National Geographic believes the trail began in southeastern China, where they made a sauce named Kê-Tsiap from fermented fish. Perhaps this tasted marginally better than yesterday’s chicken if they got past the fishy smell. The British were adept at stealing other people’s ideas, so they loaded a consignment on a ship in the late 17th century, and brought it back to England.
The people there liked the thin dark sauce so much they poured it over meat and fish and added it to soups and sauces. They used ingredients like mushrooms, walnuts, oysters, and anchovies to duplicate it, and created a flavor like Worcester Sauce. In fact, they probably came close to inventing it. Then the drumroll for ketchup sounded when the Spanish colonized America and brought the Aztec tomato plants back to Europe.

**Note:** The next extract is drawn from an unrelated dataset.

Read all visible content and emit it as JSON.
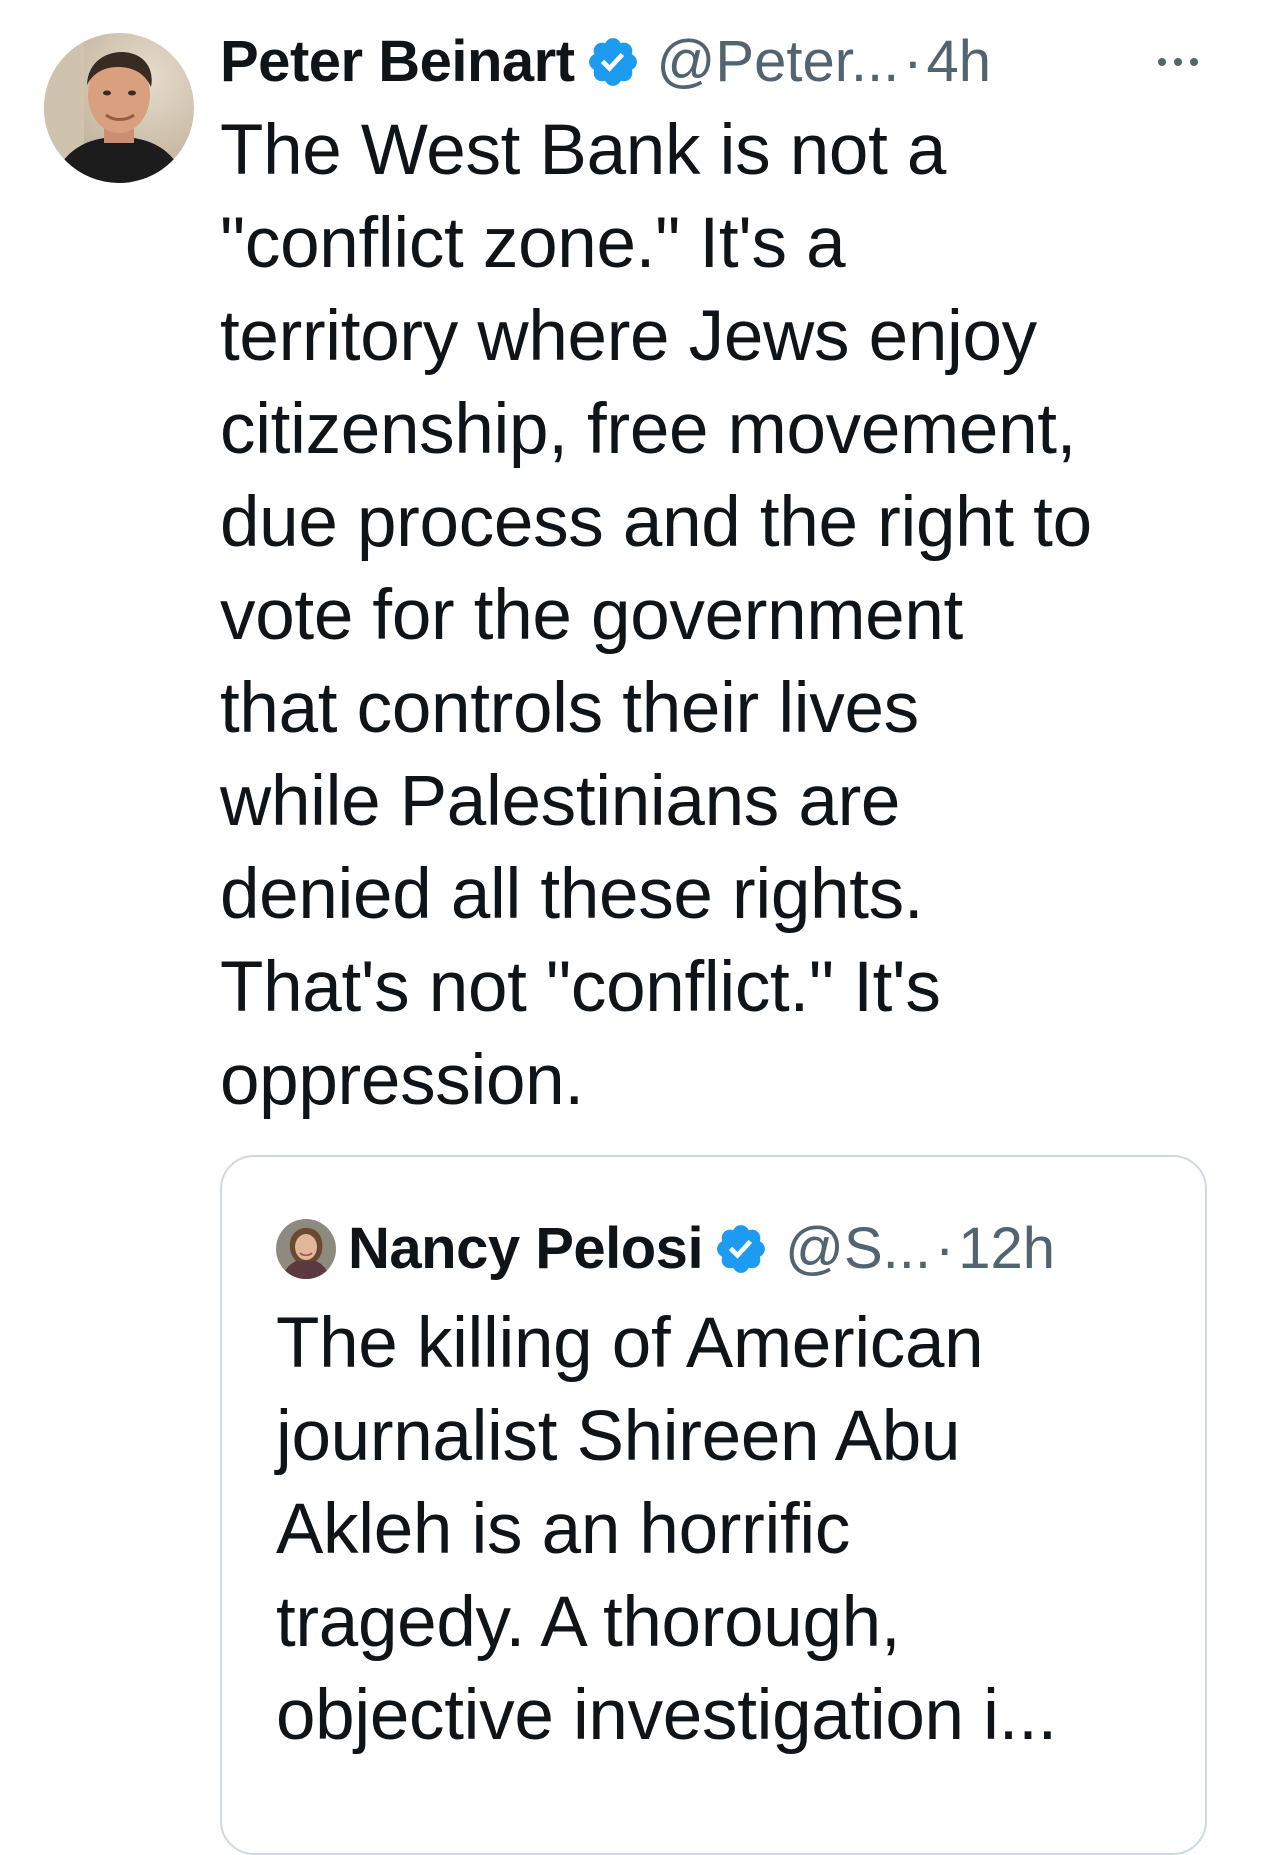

Back in the States settlers were discovering tomatoes, and finding ways to enrich their soups and stews. The breakthrough came when scientist and horticulturalist James Mease entered the culinary center stage with a sauce he concocted from tomato pulp, brandy, and spices.

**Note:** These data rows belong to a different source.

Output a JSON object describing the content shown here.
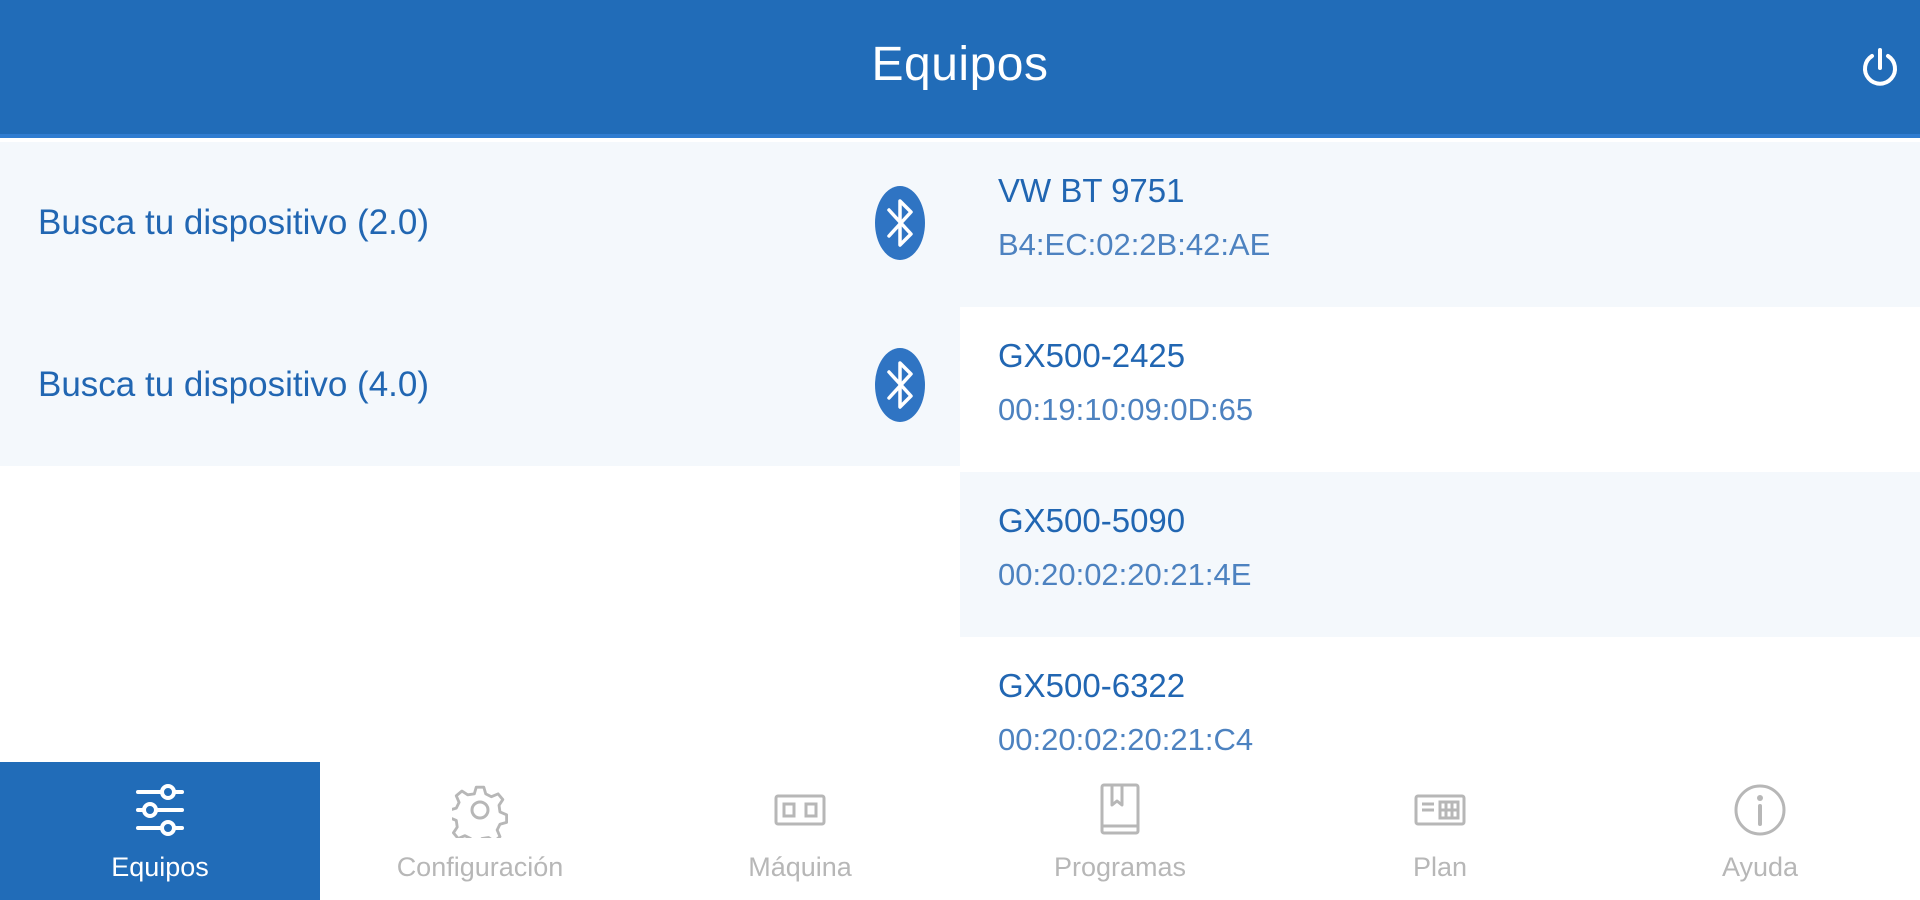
{
  "header": {
    "title": "Equipos"
  },
  "scan": [
    {
      "label": "Busca tu dispositivo (2.0)"
    },
    {
      "label": "Busca tu dispositivo (4.0)"
    }
  ],
  "devices": [
    {
      "name": "VW BT 9751",
      "mac": "B4:EC:02:2B:42:AE"
    },
    {
      "name": "GX500-2425",
      "mac": "00:19:10:09:0D:65"
    },
    {
      "name": "GX500-5090",
      "mac": "00:20:02:20:21:4E"
    },
    {
      "name": "GX500-6322",
      "mac": "00:20:02:20:21:C4"
    }
  ],
  "tabs": [
    {
      "label": "Equipos",
      "icon": "sliders-icon",
      "active": true
    },
    {
      "label": "Configuración",
      "icon": "gear-icon",
      "active": false
    },
    {
      "label": "Máquina",
      "icon": "machine-icon",
      "active": false
    },
    {
      "label": "Programas",
      "icon": "book-icon",
      "active": false
    },
    {
      "label": "Plan",
      "icon": "plan-icon",
      "active": false
    },
    {
      "label": "Ayuda",
      "icon": "info-icon",
      "active": false
    }
  ],
  "colors": {
    "primary": "#216cb8",
    "text_blue": "#2166b2",
    "row_tint": "#f4f8fc",
    "tab_inactive": "#b7b7b7"
  }
}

The big ketchup moment was when people discovered it stayed fresh for a year, presumably thanks to the brandy. This was great because the tomato-growing season was short. However, not everybody made it as well as James Mease. A French master-chef called another ketchup “filthy, decomposed and putrid” in 1866 because of mold and bacteria he found.
Refreshment In The Workplace (1951)
Ketchup might have vanished forever after manufacturers started adding coal tar, sodium benzoate, and other chemicals to preserve it. Then noteworthy chemist Dr. Harvey Washington Wiley convinced Henry J. Heinz to leave the chemicals out of his ketchup, as part of a campaign to encourage healthy eating, in 1876.
Their secret recipe used red, ripe tomatoes containing the preservative pectin, and added buckets more vinegar to the pot to create the unique spicy flavor. They advertised it as “blessed relief for mother and the other women in the household,” according to China Daily.
The Conversation website describes how “Ketchup took on a uniquely American character and began its career as not only a universal condiment, but a mass-produced brand-name article of trade that could last indefinitely on the shelf, be shipped around the world and used in ways never imagined by its creators.”
It claims that 97 percent of Americans have a bottle in the house, while people around the world try to copy it with local fruit, including bananas in the Philippines. Even people in China use ketchup as the basis for sweet and sour chicken. We finally figured out why the European Union is having a go against American ketchup.
Forbes revealed the American President pours ketchup all over his steaks, done so well they “would rock the plate” in his own words. Move over Boston Tea Party, the Ketchup War has arrived, but the struggle has just begun!